Ces différentes démarches d'aide à la mobilité ont donc la vertu, selon les responsables, d'introduire une « pédagogie de la responsabilité », voire d'être un outil de médiation, même si le respect des règles ne va pas toujours de soi. Pour la location de mobylettes, la caution de 76 € exigée par Vivractif peut être payée par la structure prescriptrice, comme la mission locale, ce que déplore Dominique Troniou. « Des jeunes banalisent cette caution car il n'y a pas de personne physique devant laquelle ils sont responsables. » Cependant, les vols et les impayés sont peu fréquents dans le cas des locations.

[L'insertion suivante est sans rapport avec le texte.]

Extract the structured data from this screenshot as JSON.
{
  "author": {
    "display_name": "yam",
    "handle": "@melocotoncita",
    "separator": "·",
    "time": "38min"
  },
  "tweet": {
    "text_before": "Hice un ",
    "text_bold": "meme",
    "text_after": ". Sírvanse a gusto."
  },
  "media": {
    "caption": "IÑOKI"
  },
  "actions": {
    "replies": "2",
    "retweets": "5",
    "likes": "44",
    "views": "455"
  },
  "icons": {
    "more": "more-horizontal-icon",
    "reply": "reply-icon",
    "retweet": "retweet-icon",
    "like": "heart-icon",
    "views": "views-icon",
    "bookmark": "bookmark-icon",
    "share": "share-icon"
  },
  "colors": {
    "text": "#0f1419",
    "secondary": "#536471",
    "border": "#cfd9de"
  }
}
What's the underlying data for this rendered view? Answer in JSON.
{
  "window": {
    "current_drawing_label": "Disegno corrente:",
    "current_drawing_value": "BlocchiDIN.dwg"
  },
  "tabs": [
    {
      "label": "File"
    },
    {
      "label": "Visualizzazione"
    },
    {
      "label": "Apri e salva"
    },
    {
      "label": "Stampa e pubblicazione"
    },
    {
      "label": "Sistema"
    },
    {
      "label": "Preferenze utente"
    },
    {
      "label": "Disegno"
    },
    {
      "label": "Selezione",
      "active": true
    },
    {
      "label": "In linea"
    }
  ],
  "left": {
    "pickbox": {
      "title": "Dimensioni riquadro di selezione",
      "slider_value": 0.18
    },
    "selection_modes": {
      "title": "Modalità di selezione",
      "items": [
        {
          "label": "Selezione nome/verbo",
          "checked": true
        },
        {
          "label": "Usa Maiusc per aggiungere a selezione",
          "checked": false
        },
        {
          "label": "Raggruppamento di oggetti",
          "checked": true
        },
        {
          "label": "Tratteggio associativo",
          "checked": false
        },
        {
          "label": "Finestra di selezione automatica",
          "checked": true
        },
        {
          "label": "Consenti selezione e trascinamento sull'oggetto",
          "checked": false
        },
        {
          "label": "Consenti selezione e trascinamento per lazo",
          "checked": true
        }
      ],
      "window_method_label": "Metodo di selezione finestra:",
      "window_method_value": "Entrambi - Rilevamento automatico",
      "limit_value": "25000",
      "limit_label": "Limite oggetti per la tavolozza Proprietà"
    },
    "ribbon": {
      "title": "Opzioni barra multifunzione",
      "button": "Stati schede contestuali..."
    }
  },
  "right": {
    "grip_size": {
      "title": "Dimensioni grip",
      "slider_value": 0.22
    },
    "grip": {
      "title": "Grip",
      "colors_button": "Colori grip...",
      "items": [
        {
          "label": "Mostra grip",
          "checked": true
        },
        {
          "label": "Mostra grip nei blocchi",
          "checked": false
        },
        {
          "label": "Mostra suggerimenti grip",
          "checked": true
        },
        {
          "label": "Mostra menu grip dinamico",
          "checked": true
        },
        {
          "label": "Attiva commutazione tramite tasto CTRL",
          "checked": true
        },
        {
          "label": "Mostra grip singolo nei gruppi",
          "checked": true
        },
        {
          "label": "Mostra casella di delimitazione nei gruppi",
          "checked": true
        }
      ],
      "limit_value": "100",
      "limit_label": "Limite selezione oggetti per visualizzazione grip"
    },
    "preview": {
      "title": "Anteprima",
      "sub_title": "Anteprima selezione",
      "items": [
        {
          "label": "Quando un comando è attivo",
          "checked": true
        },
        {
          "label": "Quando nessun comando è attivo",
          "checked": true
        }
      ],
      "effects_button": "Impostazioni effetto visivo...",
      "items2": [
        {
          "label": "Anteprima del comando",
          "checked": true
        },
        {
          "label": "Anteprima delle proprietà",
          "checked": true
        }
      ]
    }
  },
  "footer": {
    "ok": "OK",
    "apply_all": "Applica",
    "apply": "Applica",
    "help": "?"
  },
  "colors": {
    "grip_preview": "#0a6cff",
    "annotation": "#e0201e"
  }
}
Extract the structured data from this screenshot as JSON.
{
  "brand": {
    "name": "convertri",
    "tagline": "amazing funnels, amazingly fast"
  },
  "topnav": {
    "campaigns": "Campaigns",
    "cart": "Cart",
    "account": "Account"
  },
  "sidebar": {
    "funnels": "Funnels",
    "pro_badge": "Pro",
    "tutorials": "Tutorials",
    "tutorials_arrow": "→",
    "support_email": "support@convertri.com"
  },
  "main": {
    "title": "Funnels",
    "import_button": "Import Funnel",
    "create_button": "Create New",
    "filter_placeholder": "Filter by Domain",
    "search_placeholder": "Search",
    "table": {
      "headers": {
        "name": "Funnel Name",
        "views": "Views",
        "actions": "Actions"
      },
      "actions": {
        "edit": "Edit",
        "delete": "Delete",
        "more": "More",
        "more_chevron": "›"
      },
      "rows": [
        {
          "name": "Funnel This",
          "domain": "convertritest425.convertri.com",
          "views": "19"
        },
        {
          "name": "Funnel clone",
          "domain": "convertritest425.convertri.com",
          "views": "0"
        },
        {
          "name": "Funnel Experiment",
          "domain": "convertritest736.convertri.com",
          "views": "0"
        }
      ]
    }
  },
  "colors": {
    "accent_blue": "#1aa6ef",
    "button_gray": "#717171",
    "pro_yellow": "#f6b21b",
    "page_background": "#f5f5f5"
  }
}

Le dispositif du permis solidaire bute en revanche sur la question du suivi des bénéficiaires. Cette action, qui s'étend sur le long terme, demande en effet un accompagnement particulier qui semble avoir manqué dans la mise en route. « Le constat, qui reste néanmoins à vérifier, est le peu d'assiduité » aux cours de code et de conduite, voire l'abandon pur et simple, remarque Michèle Bérisset. « Il faut favoriser ceux qui ont une piste d'emploi car leur motivation est plus forte », ajoute-t-elle, citant le cas d'un jeune muni d'une promesse d'embauche qui a décroché rapidement son permis.

Sylvette Roche est plus catégorique : « Si les personnes en situation fragile ne sont pas accompagnées, elles ne se mobiliseront pas toutes seules. Elles lâchent prise dès qu'il y a un grain de sable, si quelque chose ne va pas dans leur vie. Elles ne peuvent pas faire deux choses à la fois. » « Si le dispositif fonctionne bien en interne [à Vivractif], les problèmes se posent davantage avec les bénéficiaires extérieurs », explique Dominique Troniou, qui regrette que leurs prescripteurs (mission locale, DTAS, Coprie) ne les accompagnent pas davantage. Ceux-ci semblent estimer de leur côté que c'est à Vivractif, porteur du projet, de jouer ce rôle. Ou au moins de faire bénéficier le dispositif d'un animateur ayant une connaissance des caractéristiques des publics, voire une double compétence de travailleur social et de moniteur d'auto-école. Cependant, « depuis la mise en place de points réguliers avec les instructeurs RMI, les choses s'arrangent » pour les bénéficiaires envoyés par la DTAS, explique Sylvette Roche.

Dans le cas des locations-ventes, qui ne concernent pour le moment que les salariés en insertion de Vivractif, le suivi ne pose pas de problème tant que la personne est en parcours d'insertion dans l'association. « On est en train de gérer les premières difficultés avec des personnes qui ont acquis des véhicules mais qui n'ont pas fini de payer. Une fois sorties du dispositif, c'est plus difficile de les suivre », témoigne Henri Patois. Surtout si elles n'ont pas retrouvé un emploi...

Loïc Abrassart

VIVRACTIF, « ENTREPRISE SOLIDAIRE »

Vivractif est une entreprise d'insertion qui gère des chantiers d'insertion dans la gestion des déchets, la taille de pierre et l'entretien d'espaces verts, organise la collecte et la récupération d'objets qui, une fois réparés, sont vendus à « La Chinetterie ». Elle a également repris la gestion d'un camping avec accueil d'urgence. Cette « entreprise solidaire », comme elle se dénomme, a décidé de se consacrer à la question de la mobilité pour les salariés en insertion ou les personnes victimes d'exclusion. Vivractif : 81, av. de Gaulle - 17430 Tonnay-Charente -Tél. 05 46 83 19 58 - E-mail :vivractif@wanadoo.fr.

Notes

(1)  Disponible auprès du Centre régional d'étude et d'action pour les handicaps et l'insertion Poitou-Charentes : 23, boulevard du Grand-Cerf - 86000 Poitiers - Tél. 05 49 88 22 00 - E-mail : siege@creahipc.asso.fr.

(2)  Les actions « mobilité » de Vivractif s'inscrivent dans le programme Equal (www.equal-france.com), dans le cadre du projet « Entreprendre en Charente-Maritime » qui réunit plusieurs structures d'insertion par l'activité économique et des organismes de formation autour d'un objectif : « optimiser l'accès à un emploi durable ». Le descriptif du projet peut être consulté sur www.olimpe.travail.gouv.fr/equal sous la référence n° 10712.